Limitations of the Study
Smaller sample sizes and unequal distribution of samples of well-differentiated OSCC, moderately differentiated OSCC, and poorly differentiated OSCC were the major limitations of this study.
Future Directions
The overall 5-year survival rate for OSCC is as low as 40–50%. The high rate of recurrence, poor prognosis, aggressive nature, and metastasis to loco-regional lymph nodes have strongly recommended the urge to improve the diagnostic capabilities of this malignancy.

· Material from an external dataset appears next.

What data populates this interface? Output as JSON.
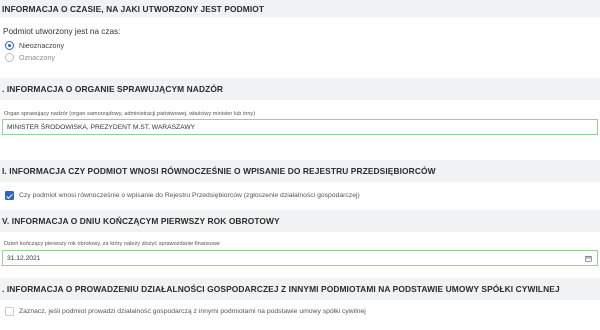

Introducing new emerging prognostic biomarkers can aid as an interventional therapy for effectively addressing OSCC at an early stage, thus preventing it to further proceed to advance severe stage and combat the issue of mortality and deal effectively with the concept of field cancerization and the emergence of secondary primary tumors (SPT’s) and high failure rates of surgical treatment.
CONCLUSION
Cytoplasmic detection of Moesin (35.19%) was higher than FLOT 1 (15.74%). There was no statistically significant relationship between the grade of the lesion and Moesin and FLOT 1. More research studies should be conducted for further confirmation and application in diagnostic pathology.